Fitness&Health

Mind Games and Finish Lines

It is done. Today, I officially finished my first 10 k in 6 years! I think that the feeling of pride will set in if I am not so damn tired anymore.

I finished around 1:10 and when I did that, I was furious. That’s how the mind up there works, I finished my first longer race in years (without the proper training because I am, in fact, a superheroine, duh) and all I could think about was my finishing time.

Years and years of my father saying: Don’t look at the watch, train for longer distances first and not for shorter times etc. were useless. I was angry at myself for losing my spirit between km 4,5 and 7, where we just ran through the field without any protection from the sun, I was angry for my head slowing me down. Whining because my right calf cramped as well a tiny spot in my costal arch that hurt like hell.

I needed to go to the bathroom right before the race began, even though I went a few moments before that (thanks, womanhood and periods) and  couldn’t and  I should focus on that feeling for the next 8 km. Anyone ever experienced that? Any tips? I was too proud to go into the fields around me, so I tried to ignore it. But that wasn’t everything.

Before the race began, I saw a girl I went to high school with. She would be one of the cool ones (or the one of those who thought of themselves as cool). She would be the one that wouldn’t greet you, even if she knows that you are somehow acquaintances. Instead – we now both go to Uni in our town – she gives you odd looks from the side and you feel like she’s talking about you to her friends. She passed by me around km 4, when my body started to signal that 6 min/km was too fast of a pace for me without proper training and that I shouldn’t have started so eagerly. (Laughing about the idiots that run off too fast in the beginning, then doing it yourself. Genius.)

And that angered me so much! I needed to channel my inner Yogi (who doesn’t respond to my calling most times) and say to myself that it doesn’t fucking matter. She isn’t there to win against you, she’s probably 10 times more active than you are anyways  and she passed by you and will have a better time. SO what?
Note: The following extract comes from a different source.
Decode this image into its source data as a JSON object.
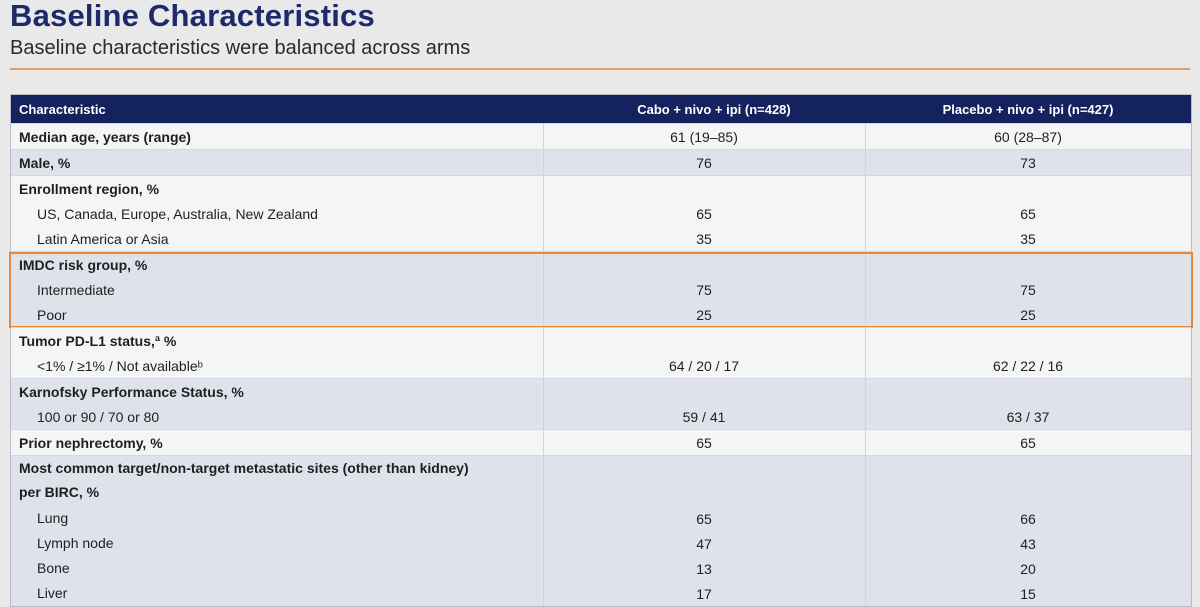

At the end of the day, she and I will both have ran the same distance and that’s it.

Positive thinking like that isn’t my forte, but I am trying very hard. Also, my dad helped a lot <3. He always said, don’t run too fast because you want to push through, walk a bit and if the pain goes away, slowly take up the pace again. Don’t hurt yourself seriously because you want to prove something. You need more training if you want to be better, but you cannot have that if you hurt yourself now.

So, for next time (probaly in a few weeks, if I will be able to walk again tomorrow), I want to try some strategies:

  1. Compare yourself to the best version of yourself you can imagine. Never to anyone else. Do you want to be faster, calmer, more focused or run greater distances without having to stop? Work on exactly that and not on how to be more like/better than XYZ…
  2. Putting things into perspective. You may think this is silly, but for me, it kind of works. Serious pain and injuries happen, but most times, your calf hurts a bit, your legs are sore, you feel your knee caps with every step. Nothing to really worry about, but it feels like you’re dying in this situation. I like to think about people having real problems and not being able to do sports in such an environment altogether. If you think about that this isn’t the worst situation to be in and that you are choosing it freely because you can, it gets easier.
  3. She’s an inspiration. Runners are a strange but wonderful community. Old runs next to young, your weight doesn’t really matter (some are very skinny, others don’t look like athletes but are twice as fast as me). I saw a woman, I think she started with the walkers, not the runners. She was clearly overweight. Not in the sense of “doesn’t appeal to the beauty standards, she should lose weight” (Note the sarcasm..), but in a way that a doctor would be highly concerned. And even though she had all this extra weight which makes running really hard, she pushed through. She looked like she had some pain, but I met her around km 9 and she was still doing it after an hour or so. And here I was, complaining that my calf was killing me. Maybe you see a mom with a stroller (one dad ran with his triplets in a stroller, I mean, c’mon, that’s hard), an older person, a child or someone who struggles but still pushes through. It can help you to regain your spirit!

 

So, maybe this was a great experience because it wasn’t. I am highly motivated, after I slept for 36 hrs, please, to go on, train more and also incorporate weight training and biking into my workouts as well. I am starting to see changes in my body, which is a huge factor for me, but I will write another post on that shortly.

Are you planning on doing a race in the near future? What are your strategies when your spirit is low?